# Rattling Sub



## goodears (Jan 2, 2013)

PS-10 Mirage, older.

Rattles on deep bass.

Took of the grill. That's not it. If I sit on the subwoofer, it helps a little. The ratling appears to be at the speaker/driver itself. It's only if I turn it up too loud.

Is it toast? Anything I can do to fix it?


----------



## Tom V. (Jul 12, 2012)

goodears said:


> PS-10 Mirage, older.
> 
> Rattles on deep bass.
> 
> ...


 deep bass generally means excursion based.

I'd pop the driver (be sure to unplug everything from the sub----AC included of course) and see if anything is obviously amiss. You might get lucky and it could be something as simple as a wire tapping against the back of the cone. 9/10 this turns out to be a derped driver though. If the unit seems fine otherwise check around to see if you can find a cheap replacement driver.

Tom V.


----------



## goodears (Jan 2, 2013)

Tom V. said:


> deep bass generally means excursion based.
> 
> I'd pop the driver (be sure to unplug everything from the sub----AC included of course) and see if anything is obviously amiss. You might get lucky and it could be something as simple as a wire tapping against the back of the cone. 9/10 this turns out to be a derped driver though. If the unit seems fine otherwise check around to see if you can find a cheap replacement driver.
> 
> Tom V.


What would I look for?


----------



## hjones4841 (Jan 21, 2009)

I suggest checking the tightness of the screws that mount the driver and the amp first, then dig in to the innards. As for replacing the driver, it may be hard to find out the specs on the OEM speaker. Perhaps contacting Mirage would help; they may even have an equivalent that you can use.


----------



## Mike P. (Apr 6, 2007)

While the sub is rattling push firmly on the center of the amp and see if it makes a difference.


----------



## tesseract (Aug 9, 2010)

Could also be a gap in a floating brace, or a glue joint.


----------



## goodears (Jan 2, 2013)

I'm going to remove it and send a tone to the driver outside the enclosure.


----------



## tesseract (Aug 9, 2010)

Goodears, please keep us posted and let us know how it goes.


----------



## Tom V. (Jul 12, 2012)

goodears said:


> What would I look for?


 In a cheap replacement driver? Ideally you could find the t/s parameters of the current unit(maybe mirage will send them).
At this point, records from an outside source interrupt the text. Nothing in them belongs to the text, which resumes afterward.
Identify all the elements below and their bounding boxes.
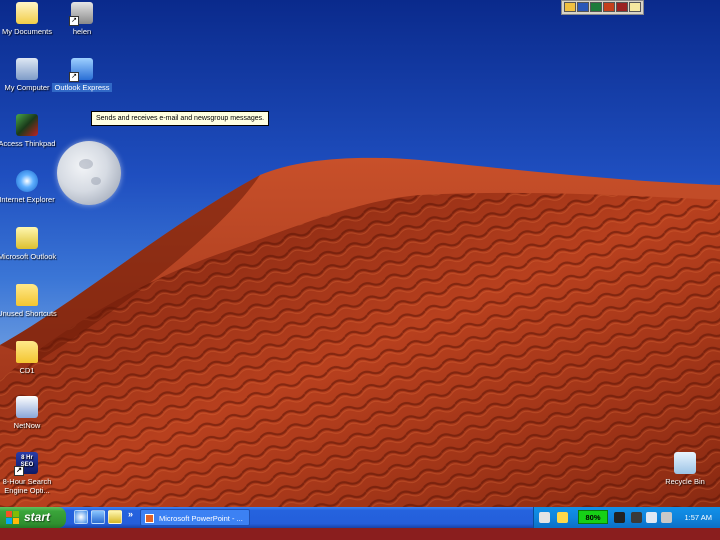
desktop-icon-label: Recycle Bin bbox=[665, 477, 705, 486]
internet-explorer-icon bbox=[16, 170, 38, 192]
powerpoint-icon bbox=[145, 514, 154, 523]
desktop-icon-microsoft-outlook[interactable]: Microsoft Outlook bbox=[0, 227, 57, 261]
quick-launch-bar bbox=[74, 510, 122, 524]
access-icon[interactable] bbox=[616, 2, 628, 12]
desktop-icon-label: Microsoft Outlook bbox=[0, 252, 57, 261]
security-icon[interactable] bbox=[557, 512, 568, 523]
internet-explorer-icon[interactable] bbox=[74, 510, 88, 524]
desktop-icon-label: Unused Shortcuts bbox=[0, 309, 57, 318]
desktop-icon-outlook-express[interactable]: ↗ Outlook Express bbox=[52, 58, 112, 92]
performance-meter[interactable]: 80% bbox=[578, 510, 608, 524]
desktop-icon-label: Access Thinkpad bbox=[0, 139, 56, 148]
volume-icon[interactable] bbox=[661, 512, 672, 523]
display-icon[interactable] bbox=[646, 512, 657, 523]
desktop-icon-label: NetNow bbox=[13, 421, 41, 430]
bottom-strip bbox=[0, 528, 720, 540]
clock[interactable]: 1:57 AM bbox=[684, 507, 712, 528]
outlook-icon[interactable] bbox=[108, 510, 122, 524]
desktop-icon-label: Outlook Express bbox=[52, 83, 112, 92]
desktop-icon-label: 8-Hour Search Engine Opti... bbox=[2, 477, 52, 495]
netnow-icon bbox=[16, 396, 38, 418]
taskbar: start » Microsoft PowerPoint - ... 80% 1… bbox=[0, 507, 720, 528]
moon-image bbox=[57, 141, 121, 205]
start-button[interactable]: start bbox=[0, 507, 66, 528]
desktop-icon-access-thinkpad[interactable]: Access Thinkpad bbox=[0, 114, 57, 148]
desktop-icon-netnow[interactable]: NetNow bbox=[0, 396, 57, 430]
seo-icon: 8 Hr SEO ↗ bbox=[14, 452, 38, 476]
word-icon[interactable] bbox=[577, 2, 589, 12]
outlook-express-icon: ↗ bbox=[69, 58, 93, 82]
system-tray: 80% 1:57 AM bbox=[533, 507, 720, 528]
access-thinkpad-icon bbox=[16, 114, 38, 136]
task-label: Microsoft PowerPoint - ... bbox=[159, 514, 243, 523]
tooltip: Sends and receives e-mail and newsgroup … bbox=[91, 111, 270, 126]
windows-logo-icon bbox=[6, 511, 19, 524]
excel-icon[interactable] bbox=[590, 2, 602, 12]
folder-documents-icon bbox=[16, 2, 38, 24]
desktop-icon[interactable] bbox=[91, 510, 105, 524]
powerpoint-icon[interactable] bbox=[603, 2, 615, 12]
folder-icon bbox=[16, 341, 38, 363]
desktop-icon-helen[interactable]: ↗ helen bbox=[52, 2, 112, 36]
recycle-bin-icon bbox=[674, 452, 696, 474]
microsoft-outlook-icon bbox=[16, 227, 38, 249]
office-shortcut-bar bbox=[561, 0, 644, 15]
office-icon[interactable] bbox=[564, 2, 576, 12]
network-icon[interactable] bbox=[631, 512, 642, 523]
desktop-icon-my-computer[interactable]: My Computer bbox=[0, 58, 57, 92]
folder-icon bbox=[16, 284, 38, 306]
desktop-icon-label: My Computer bbox=[4, 83, 50, 92]
user-folder-icon: ↗ bbox=[69, 2, 93, 26]
desktop-icon-recycle-bin[interactable]: Recycle Bin bbox=[655, 452, 715, 486]
desktop-icon-unused-shortcuts[interactable]: Unused Shortcuts bbox=[0, 284, 57, 318]
taskbar-button-powerpoint[interactable]: Microsoft PowerPoint - ... bbox=[140, 509, 250, 526]
desktop-icon-label: CD1 bbox=[19, 366, 35, 375]
outlook-icon[interactable] bbox=[629, 2, 641, 12]
quick-launch-more-button[interactable]: » bbox=[128, 509, 133, 519]
keyboard-icon[interactable] bbox=[539, 512, 550, 523]
desktop-icon-my-documents[interactable]: My Documents bbox=[0, 2, 57, 36]
desktop-icon-label: My Documents bbox=[1, 27, 52, 36]
start-label: start bbox=[24, 510, 51, 524]
desktop-icon-seo[interactable]: 8 Hr SEO ↗ 8-Hour Search Engine Opti... bbox=[0, 452, 57, 495]
desktop-icon-internet-explorer[interactable]: Internet Explorer bbox=[0, 170, 57, 204]
computer-icon bbox=[16, 58, 38, 80]
desktop-icon-cd1[interactable]: CD1 bbox=[0, 341, 57, 375]
desktop-icon-label: Internet Explorer bbox=[0, 195, 55, 204]
desktop-icon-label: helen bbox=[72, 27, 92, 36]
power-plug-icon[interactable] bbox=[614, 512, 625, 523]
If not, make sure....

1)the driver fits physically
2)the impedance of the voice coil(s) match up with the amp's capabilities
3)the power handling of the driver matches up with the output of the amp

4)try to find something with its t/s close to what you are installing it in(small box).

Tom V.


----------



## goodears (Jan 2, 2013)

I felt discouraged and that I was never going to achieve what I wanted so I sold it. If I was going to build something like this and spend the money, I didn't want to guess and lose my money because my guess was wrong.


----------



## shredicus (Mar 17, 2013)

I'm having a similar issue with an NHT sub I purchased recently. Going to try some of these suggestions.


----------



## kingnoob (Mar 12, 2013)

Check the Bracing bad or Incorrect bracing can cause rattling, and make sure the woofer is not damaged. 
Also make sure its well Isolated from the Flooring, or Carpet.
My sub-woofer used to Rattle til I Isolated it from the floor.
The Amp also rattled until I re-installed it so all Screws went In.


----------



## maul258 (Jan 17, 2011)

Getting Issue with BIC ACOUSTECH PL-200 Rattling

Few weeks back, my BIC PL-200 have started rattling/ cracking noise with each and every drum/ bass beats. I thoroughly inspected the subwoofer for any physical damage, however the cone is completely intact. Also opened the box of subwoofer, but nothing loose inside the cabinet.The kharrr-kharrr like noise is coming out from the Cone Periphery and its very distracting on slow songs, while the same is unnoticeable on Hard rocks or other general songs/ movies. My setup is Denon X1200W -- Taga Harmony TAV606F speakers and BIC Acoustech PL-200 subwoofer. Please let me know, is it some problem with Subwoofer circuit or its CONE IS GONE. Whole setup was purchased in 2015 from ebay, as imported piece, no warranty. Is the life of subwoofer Over after 4-5 years? The rattling is present on low to moderate volumes too, so it is not issue that I am going on too much volume. I have also completely checked that, the sound- noise is only coming from Sub only, and not from rattling of any room door/ window etc. Any fruitful reply is awaited. Thanks in advance.


----------